Marco Rubio: "I’m not a scientist, man. I can tell you what recorded history says, I can tell you what the Bible says, but I think that’s a dispute amongst theologians and I think it has nothing to do with the gross domestic product or economic growth of the United States. I think the age of the universe has zero to do with how our economy is going to grow. I’m not a scientist. I don’t think I’m qualified to answer a question like that. At the end of the day, I think there are multiple theories out there on how the universe was created and I think this is a country where people should have the opportunity to teach them all. I think parents should be able to teach their kids what their faith says, what science says. Whether the Earth was created in 7 days, or 7 actual eras, I’m not sure we’ll ever be able to answer that. It’s one of the great mysteries."
Most scientists, if asked this question, would likely answer that, based upon radiometric dating, the Earth is about 4.5 billion years old. In answering Hainey’s question, however, Senator Rubio, whatever his personal beliefs, was probably considering the impact of his response on the nearly 46% of Americans who consider themselves to be "creationists." That’s right, according to a recent Gallup Poll, 46% of Americans, when asked about their views on “the origin and development and human beings” responded that they believe that “God created human beings pretty much in their present form at one time within the past 10,000 years.”
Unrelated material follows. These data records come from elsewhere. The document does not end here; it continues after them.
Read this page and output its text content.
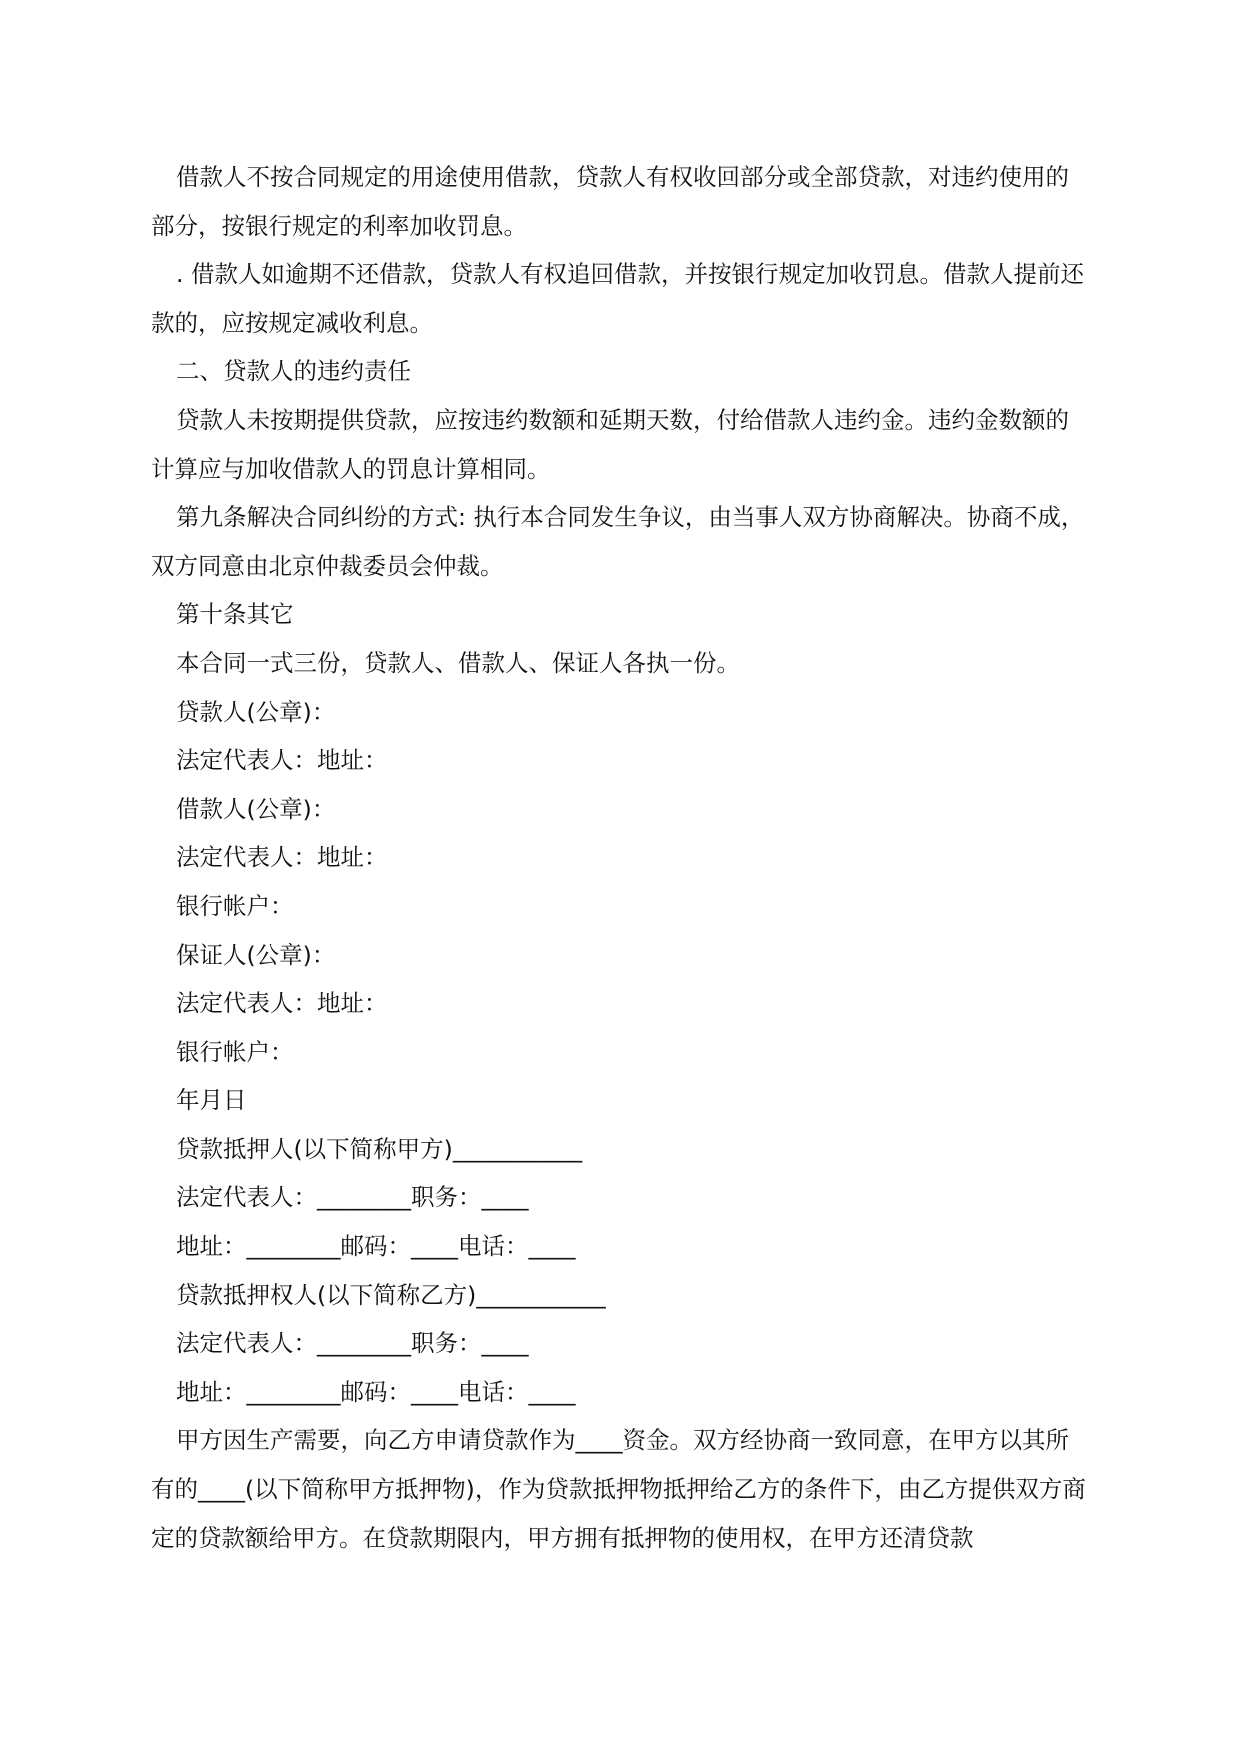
借款人不按合同规定的用途使用借款，贷款人有权收回部分或全部贷款，对违约使用的部分，按银行规定的利率加收罚息。

. 借款人如逾期不还借款，贷款人有权追回借款，并按银行规定加收罚息。借款人提前还款的，应按规定减收利息。

二、贷款人的违约责任

贷款人未按期提供贷款，应按违约数额和延期天数，付给借款人违约金。违约金数额的计算应与加收借款人的罚息计算相同。

第九条解决合同纠纷的方式: 执行本合同发生争议，由当事人双方协商解决。协商不成，双方同意由北京仲裁委员会仲裁。

第十条其它

本合同一式三份，贷款人、借款人、保证人各执一份。

贷款人(公章)：

法定代表人：地址：

借款人(公章)：

法定代表人：地址：

银行帐户：

保证人(公章)：

法定代表人：地址：

银行帐户：

年月日

贷款抵押人(以下简称甲方)___________

法定代表人：________职务：____

地址：________邮码：____电话：____

贷款抵押权人(以下简称乙方)___________

法定代表人：________职务：____

地址：________邮码：____电话：____

甲方因生产需要，向乙方申请贷款作为____资金。双方经协商一致同意，在甲方以其所有的____(以下简称甲方抵押物)，作为贷款抵押物抵押给乙方的条件下，由乙方提供双方商定的贷款额给甲方。在贷款期限内，甲方拥有抵押物的使用权，在甲方还清贷款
While Rubio may be right, that the age of our planet has little bearing on the current state of our economy, responding in such a manner perpetuates a culture of scientific denial that is unhealthy for our country as a whole. Rubio’s suggestion that proven scientific theories should be taught alongside religious speculation gives credence to those who would impose their own views — which are overwhelmingly Christian — on the American public education system. Additionally, implying that our ability to know such things is, essentially, beyond our scientific capabilities undermines the validity of the very scientific methods that allow us to investigate a variety of phenomena. Rubio’s own views on the age of the Earth are irrelevant, but in framing his answer in such a way, he furthers the view that somehow science and faith are mutually exclusive, and that the empirical findings of science can be invalidated simply by deciding that they should not apply.